Author: pmichaud
Date: Thu Nov 3 06:47:05 2005
New Revision: 9741
Modified:
trunk/compilers/pge/PGE/Exp.pir
trunk/compilers/pge/PGE/P6Rule.pir
Log:
* Modified literal and charlist PIR code generation
* Support for \e, \f, \r, \t, \v, \h, and \E\F\R... counterparts
* Preliminary unicode support
Modified: trunk/compilers/pge/PGE/Exp.pir
==============================================================================
--- trunk/compilers/pge/PGE/Exp.pir (original)

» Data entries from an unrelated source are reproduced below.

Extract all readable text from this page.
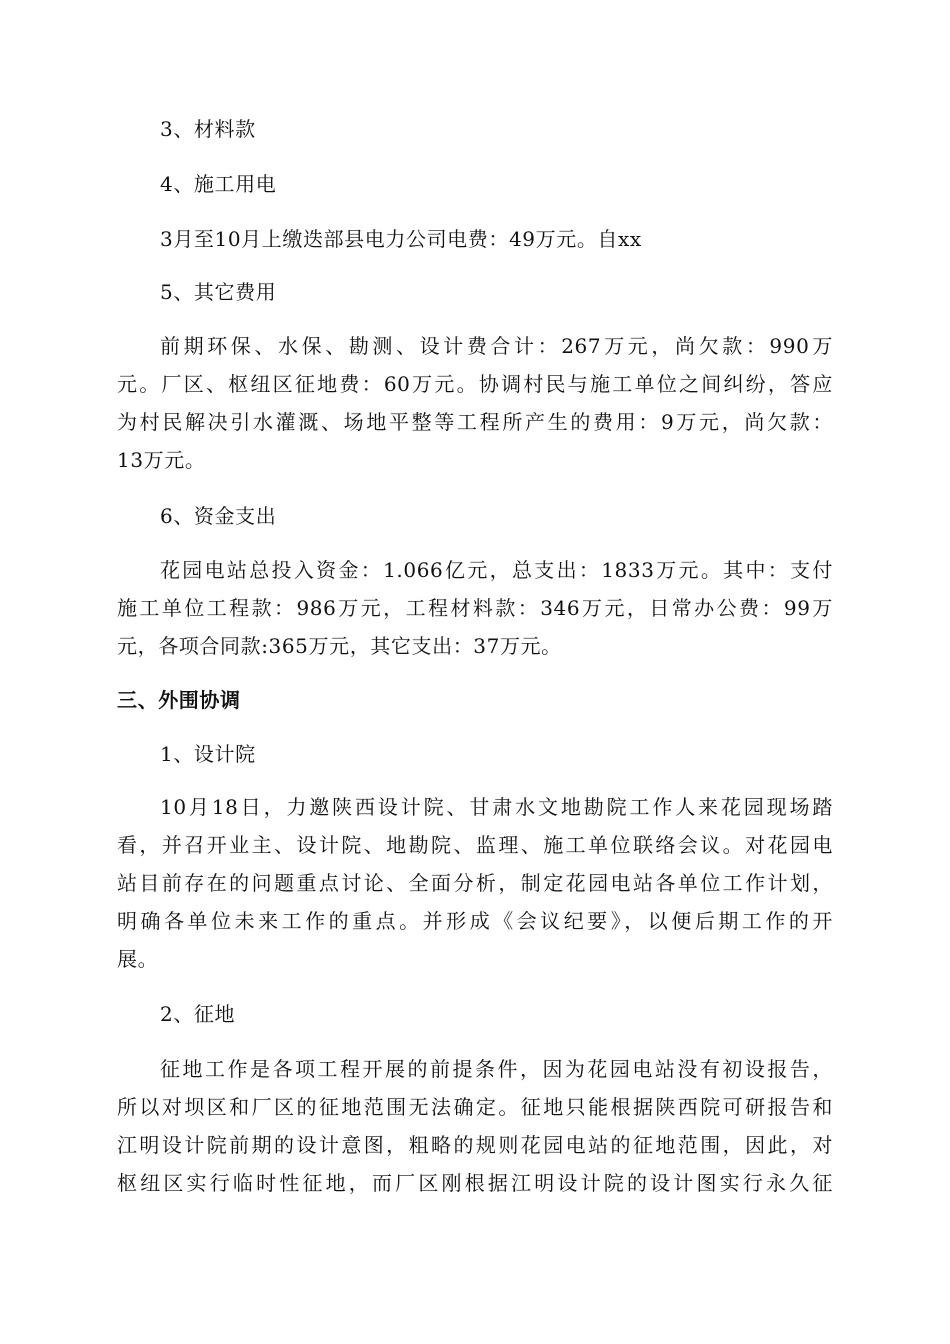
3、材料款

4、施工用电

3月至10月上缴迭部县电力公司电费：49万元。自xx

5、其它费用

前期环保、水保、勘测、设计费合计：267万元，尚欠款：990万
元。厂区、枢纽区征地费：60万元。协调村民与施工单位之间纠纷，答应
为村民解决引水灌溉、场地平整等工程所产生的费用：9万元，尚欠款：
13万元。

6、资金支出

花园电站总投入资金：1.066亿元，总支出：1833万元。其中：支付
施工单位工程款：986万元，工程材料款：346万元，日常办公费：99万
元，各项合同款:365万元，其它支出：37万元。

三、外围协调

1、设计院

10月18日，力邀陕西设计院、甘肃水文地勘院工作人来花园现场踏
看，并召开业主、设计院、地勘院、监理、施工单位联络会议。对花园电
站目前存在的问题重点讨论、全面分析，制定花园电站各单位工作计划，
明确各单位未来工作的重点。并形成《会议纪要》，以便后期工作的开
展。

2、征地

征地工作是各项工程开展的前提条件，因为花园电站没有初设报告，
所以对坝区和厂区的征地范围无法确定。征地只能根据陕西院可研报告和
江明设计院前期的设计意图，粗略的规则花园电站的征地范围，因此，对
枢纽区实行临时性征地，而厂区刚根据江明设计院的设计图实行永久征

+++ trunk/compilers/pge/PGE/Exp.pir Thu Nov 3 06:47:05 2005
@@ -170,72 +170,76 @@ register.
=cut
-.sub "genliteral" :method
+.sub "genfixedstr" :method
.param pmc code
.param string label
.param string next
+ .param string testcode
+ .param string fixstr
+ .param string fixlen
.local pmc emit
.local int min, max, islazy, iscut, ignorecase
+ .local string testlabel
(min, max, islazy, iscut, $S0) = self."quant"()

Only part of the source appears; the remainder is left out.